TFWA’s Asia-Pacific Traveller Study, “Asia Pacific Consumers as Travel Retail Customers”, confirmed that as a whole, consumers in the region are prolific travel shoppers.
TFWA’s Asia-Pacific Traveller Study, “Asia Pacific Consumers as Travel Retail Customers”, confirmed that as a whole, consumers in the region are prolific travel shoppers. 93% of the sample—which included travellers from Japan, S. Korea, PRC, Singapore, Taiwan and Hong Kong—purchased a branded or luxury item (a non-essential item) while travelling. This could have been from the airport, onboard the aircraft, from a downtown duty free store or the high street.

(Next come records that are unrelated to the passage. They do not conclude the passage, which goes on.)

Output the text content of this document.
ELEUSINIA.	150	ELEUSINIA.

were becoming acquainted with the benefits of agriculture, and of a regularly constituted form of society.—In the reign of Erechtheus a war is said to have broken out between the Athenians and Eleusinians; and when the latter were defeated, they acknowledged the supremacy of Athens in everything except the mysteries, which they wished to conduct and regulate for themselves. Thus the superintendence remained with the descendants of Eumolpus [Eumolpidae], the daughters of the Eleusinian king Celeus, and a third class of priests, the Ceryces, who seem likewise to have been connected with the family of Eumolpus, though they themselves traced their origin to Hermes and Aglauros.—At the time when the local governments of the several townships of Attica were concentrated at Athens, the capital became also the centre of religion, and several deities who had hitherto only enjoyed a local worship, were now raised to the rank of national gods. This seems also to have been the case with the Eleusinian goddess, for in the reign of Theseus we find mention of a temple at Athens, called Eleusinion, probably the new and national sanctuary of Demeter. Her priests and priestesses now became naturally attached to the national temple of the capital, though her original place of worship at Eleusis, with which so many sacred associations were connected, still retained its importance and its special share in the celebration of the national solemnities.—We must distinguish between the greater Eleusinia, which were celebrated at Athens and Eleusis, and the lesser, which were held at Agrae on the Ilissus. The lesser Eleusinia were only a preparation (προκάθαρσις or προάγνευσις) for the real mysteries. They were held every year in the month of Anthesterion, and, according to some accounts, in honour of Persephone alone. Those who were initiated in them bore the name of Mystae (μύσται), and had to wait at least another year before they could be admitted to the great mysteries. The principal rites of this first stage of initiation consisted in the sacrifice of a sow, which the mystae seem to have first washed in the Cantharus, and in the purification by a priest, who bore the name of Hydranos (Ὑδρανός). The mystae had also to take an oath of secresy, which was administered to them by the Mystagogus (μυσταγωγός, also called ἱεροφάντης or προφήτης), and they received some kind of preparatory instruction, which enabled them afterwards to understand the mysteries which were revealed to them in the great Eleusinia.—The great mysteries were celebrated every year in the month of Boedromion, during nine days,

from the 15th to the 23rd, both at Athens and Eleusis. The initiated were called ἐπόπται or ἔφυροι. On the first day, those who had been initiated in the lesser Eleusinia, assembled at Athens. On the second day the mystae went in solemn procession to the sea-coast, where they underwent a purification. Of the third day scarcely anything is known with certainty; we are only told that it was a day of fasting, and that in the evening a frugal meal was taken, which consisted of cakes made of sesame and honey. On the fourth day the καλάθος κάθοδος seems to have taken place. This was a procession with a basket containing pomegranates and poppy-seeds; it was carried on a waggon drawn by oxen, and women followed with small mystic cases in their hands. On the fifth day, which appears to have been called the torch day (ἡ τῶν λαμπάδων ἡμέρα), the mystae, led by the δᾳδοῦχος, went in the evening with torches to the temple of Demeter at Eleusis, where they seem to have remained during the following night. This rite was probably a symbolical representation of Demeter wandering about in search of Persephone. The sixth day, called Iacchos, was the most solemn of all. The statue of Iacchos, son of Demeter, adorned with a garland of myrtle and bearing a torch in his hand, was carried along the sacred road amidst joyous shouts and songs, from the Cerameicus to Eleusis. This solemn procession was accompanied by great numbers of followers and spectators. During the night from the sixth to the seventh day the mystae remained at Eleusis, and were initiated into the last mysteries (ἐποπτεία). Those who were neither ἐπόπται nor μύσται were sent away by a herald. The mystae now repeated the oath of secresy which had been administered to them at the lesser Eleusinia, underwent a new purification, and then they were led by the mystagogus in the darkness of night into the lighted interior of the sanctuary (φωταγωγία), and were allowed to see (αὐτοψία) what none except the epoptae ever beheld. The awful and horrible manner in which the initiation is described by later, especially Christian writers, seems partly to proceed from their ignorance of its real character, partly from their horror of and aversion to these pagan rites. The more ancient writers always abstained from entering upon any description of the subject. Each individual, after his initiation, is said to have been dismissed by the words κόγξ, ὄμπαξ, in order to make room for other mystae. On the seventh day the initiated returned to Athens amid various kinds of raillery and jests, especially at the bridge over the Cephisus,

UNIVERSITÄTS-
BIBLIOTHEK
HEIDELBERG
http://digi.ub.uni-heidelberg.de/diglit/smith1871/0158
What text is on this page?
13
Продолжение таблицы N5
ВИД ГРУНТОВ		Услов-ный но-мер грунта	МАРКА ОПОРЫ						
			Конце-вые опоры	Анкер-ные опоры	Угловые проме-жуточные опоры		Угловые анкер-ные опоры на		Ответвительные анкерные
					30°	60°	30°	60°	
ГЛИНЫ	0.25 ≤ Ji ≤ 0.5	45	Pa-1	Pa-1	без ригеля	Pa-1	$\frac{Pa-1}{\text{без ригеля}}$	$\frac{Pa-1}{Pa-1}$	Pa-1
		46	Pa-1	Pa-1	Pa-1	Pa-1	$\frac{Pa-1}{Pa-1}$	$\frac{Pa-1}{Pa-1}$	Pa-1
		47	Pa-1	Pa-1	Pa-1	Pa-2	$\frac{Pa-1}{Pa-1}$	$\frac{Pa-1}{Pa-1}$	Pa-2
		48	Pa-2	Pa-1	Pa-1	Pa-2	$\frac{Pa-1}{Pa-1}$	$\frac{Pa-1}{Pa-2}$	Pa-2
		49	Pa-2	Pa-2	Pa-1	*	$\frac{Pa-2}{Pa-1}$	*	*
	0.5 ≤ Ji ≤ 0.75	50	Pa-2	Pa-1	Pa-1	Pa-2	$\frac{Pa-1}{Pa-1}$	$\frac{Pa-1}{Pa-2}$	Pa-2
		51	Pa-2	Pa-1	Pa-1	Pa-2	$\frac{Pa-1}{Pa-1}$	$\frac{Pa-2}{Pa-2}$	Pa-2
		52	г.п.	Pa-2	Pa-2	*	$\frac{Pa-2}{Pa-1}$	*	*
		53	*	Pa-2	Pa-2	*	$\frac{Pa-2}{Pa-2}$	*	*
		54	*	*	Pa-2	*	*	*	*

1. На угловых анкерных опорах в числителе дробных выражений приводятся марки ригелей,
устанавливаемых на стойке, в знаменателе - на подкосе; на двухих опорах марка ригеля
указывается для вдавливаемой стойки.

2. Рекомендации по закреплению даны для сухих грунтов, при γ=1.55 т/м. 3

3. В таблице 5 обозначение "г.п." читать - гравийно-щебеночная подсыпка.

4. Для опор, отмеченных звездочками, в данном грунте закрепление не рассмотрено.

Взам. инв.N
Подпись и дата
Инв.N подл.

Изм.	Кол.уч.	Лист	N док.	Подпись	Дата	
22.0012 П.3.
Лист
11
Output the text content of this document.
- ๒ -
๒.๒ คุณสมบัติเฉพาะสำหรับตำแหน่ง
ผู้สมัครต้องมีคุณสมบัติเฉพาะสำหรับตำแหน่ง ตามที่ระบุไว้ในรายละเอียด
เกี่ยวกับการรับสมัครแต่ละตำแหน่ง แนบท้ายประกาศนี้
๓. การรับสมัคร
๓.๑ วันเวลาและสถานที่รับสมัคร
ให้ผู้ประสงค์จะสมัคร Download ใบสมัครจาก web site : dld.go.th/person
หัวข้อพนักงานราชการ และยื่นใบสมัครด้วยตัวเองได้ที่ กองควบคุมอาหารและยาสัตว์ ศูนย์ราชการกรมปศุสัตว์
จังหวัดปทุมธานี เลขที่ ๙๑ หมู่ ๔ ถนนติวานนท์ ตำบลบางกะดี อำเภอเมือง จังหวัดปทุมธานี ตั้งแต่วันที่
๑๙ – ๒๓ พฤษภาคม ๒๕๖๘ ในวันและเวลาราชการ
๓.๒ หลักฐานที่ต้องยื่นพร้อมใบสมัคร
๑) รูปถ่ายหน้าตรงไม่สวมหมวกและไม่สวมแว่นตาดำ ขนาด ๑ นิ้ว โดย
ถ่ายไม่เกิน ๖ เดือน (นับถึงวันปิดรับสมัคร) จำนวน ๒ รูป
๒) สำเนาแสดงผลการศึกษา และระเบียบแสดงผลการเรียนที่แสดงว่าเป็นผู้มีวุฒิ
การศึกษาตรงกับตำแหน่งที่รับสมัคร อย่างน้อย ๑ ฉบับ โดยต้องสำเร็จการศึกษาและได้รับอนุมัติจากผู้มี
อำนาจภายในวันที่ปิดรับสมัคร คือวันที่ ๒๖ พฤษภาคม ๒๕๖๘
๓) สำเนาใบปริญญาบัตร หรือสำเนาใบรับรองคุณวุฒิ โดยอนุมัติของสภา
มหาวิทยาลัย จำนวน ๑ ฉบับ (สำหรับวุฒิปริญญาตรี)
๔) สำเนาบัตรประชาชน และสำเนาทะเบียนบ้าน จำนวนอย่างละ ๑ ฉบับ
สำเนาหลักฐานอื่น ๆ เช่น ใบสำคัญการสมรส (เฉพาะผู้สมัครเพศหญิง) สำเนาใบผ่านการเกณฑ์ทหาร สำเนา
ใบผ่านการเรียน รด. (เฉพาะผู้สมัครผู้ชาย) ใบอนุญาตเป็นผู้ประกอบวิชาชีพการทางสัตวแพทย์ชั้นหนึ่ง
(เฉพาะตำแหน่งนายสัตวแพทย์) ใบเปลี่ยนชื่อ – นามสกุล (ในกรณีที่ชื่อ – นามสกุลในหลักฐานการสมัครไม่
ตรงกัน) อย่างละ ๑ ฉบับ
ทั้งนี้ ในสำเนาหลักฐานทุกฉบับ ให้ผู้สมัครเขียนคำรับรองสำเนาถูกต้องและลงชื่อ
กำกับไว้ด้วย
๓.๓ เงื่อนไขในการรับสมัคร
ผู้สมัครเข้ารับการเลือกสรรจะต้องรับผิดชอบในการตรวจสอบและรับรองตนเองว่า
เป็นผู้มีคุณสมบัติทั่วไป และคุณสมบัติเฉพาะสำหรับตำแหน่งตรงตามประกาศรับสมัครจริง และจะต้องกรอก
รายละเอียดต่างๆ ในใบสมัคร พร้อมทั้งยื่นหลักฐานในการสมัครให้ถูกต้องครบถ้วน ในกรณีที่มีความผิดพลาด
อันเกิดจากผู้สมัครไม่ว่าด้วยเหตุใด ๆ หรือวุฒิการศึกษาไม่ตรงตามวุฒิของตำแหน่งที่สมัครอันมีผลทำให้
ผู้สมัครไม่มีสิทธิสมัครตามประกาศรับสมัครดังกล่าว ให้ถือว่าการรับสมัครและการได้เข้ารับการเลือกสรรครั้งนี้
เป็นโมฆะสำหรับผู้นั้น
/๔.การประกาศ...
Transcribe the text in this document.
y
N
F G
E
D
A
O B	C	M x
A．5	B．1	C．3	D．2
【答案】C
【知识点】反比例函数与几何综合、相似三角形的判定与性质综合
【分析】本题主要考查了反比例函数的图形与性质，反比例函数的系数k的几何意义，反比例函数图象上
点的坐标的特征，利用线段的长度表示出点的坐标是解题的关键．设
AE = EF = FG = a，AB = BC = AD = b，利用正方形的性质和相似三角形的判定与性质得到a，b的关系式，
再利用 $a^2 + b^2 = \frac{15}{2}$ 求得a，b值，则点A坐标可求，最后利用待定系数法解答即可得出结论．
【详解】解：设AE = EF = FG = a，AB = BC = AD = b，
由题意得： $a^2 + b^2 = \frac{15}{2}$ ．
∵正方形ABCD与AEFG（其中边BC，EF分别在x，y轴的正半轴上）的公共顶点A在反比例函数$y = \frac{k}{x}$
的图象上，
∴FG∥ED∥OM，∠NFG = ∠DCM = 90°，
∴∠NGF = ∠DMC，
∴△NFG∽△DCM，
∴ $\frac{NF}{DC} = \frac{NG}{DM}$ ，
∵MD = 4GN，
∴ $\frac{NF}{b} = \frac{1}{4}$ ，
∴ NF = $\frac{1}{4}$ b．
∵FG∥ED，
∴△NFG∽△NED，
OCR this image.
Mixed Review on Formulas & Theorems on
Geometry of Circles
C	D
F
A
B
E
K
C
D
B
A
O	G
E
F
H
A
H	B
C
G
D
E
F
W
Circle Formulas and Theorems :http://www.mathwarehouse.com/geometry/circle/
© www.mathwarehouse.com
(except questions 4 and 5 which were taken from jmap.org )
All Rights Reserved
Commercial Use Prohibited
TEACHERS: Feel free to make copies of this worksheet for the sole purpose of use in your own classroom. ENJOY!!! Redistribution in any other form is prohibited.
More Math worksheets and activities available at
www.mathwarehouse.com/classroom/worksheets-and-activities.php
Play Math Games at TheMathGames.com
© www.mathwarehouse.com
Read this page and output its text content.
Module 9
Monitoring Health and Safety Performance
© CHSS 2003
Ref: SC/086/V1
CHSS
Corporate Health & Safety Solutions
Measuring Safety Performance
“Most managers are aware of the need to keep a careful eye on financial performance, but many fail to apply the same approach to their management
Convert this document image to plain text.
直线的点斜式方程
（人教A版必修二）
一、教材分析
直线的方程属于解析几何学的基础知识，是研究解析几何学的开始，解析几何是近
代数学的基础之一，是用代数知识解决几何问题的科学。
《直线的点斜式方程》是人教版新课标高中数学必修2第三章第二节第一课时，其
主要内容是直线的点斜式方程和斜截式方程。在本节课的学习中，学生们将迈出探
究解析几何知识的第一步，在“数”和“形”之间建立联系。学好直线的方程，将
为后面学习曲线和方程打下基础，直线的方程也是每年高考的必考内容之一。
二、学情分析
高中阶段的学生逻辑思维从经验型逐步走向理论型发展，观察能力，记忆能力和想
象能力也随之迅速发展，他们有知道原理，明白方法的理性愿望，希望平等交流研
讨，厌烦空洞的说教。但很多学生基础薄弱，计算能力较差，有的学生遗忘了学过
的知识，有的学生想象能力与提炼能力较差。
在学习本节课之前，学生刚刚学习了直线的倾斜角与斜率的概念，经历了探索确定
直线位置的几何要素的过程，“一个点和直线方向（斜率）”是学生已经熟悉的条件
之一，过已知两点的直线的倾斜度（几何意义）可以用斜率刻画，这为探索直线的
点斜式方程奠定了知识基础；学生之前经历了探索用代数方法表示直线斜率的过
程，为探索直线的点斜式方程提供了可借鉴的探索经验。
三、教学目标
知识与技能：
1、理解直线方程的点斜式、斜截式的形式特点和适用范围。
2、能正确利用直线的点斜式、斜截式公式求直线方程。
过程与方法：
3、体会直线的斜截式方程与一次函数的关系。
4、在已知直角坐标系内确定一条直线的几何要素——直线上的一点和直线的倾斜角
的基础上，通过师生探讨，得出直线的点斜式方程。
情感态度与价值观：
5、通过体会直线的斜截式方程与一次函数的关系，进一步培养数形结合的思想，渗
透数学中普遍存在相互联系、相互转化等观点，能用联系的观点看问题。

And average spending levels were as high as €994 for Japanese and €888 for PRC Chinese, with other nationalities spending less.
One of the more interesting insights gleaned from TFWA’s study was the share of the travel market’s shopping expenditure that each venue—whether airport, downtown duty free, high street or inflight shops—commands. - Airport shopping was primarily motivated by price and the purchasing tended to be pre-planned rather than impulsive. - More than half of the sample purchased from a downtown store. - Unlike the airport shopper, clothing and fashion and local goods/souvenirs were at the top of the list of the high street shopper. - Just over one-third of the sample shopped in a downtown duty free store, spending on average €302 at these venues during their trip. - 10% of our group of Asia-Pacific travellers purchased onboard the airplane.
The purchasing patterns of travellers from Asia-Pacific are in stark contrast to those of European travellers. Most notably, what has long been considered the core purchases of travellers—liquor, tobacco and perfume—do not figure into the top three most frequently purchased categories for the Asia-Pacific groups under study. According to TFWA research, only 17% of European travellers purchase confectionery in sharp contrast to the 58% of A-P travellers who purchase confectionery. Fragrance, on the other hand, is purchased by 43% of Europeans and only 27% of A-P travellers.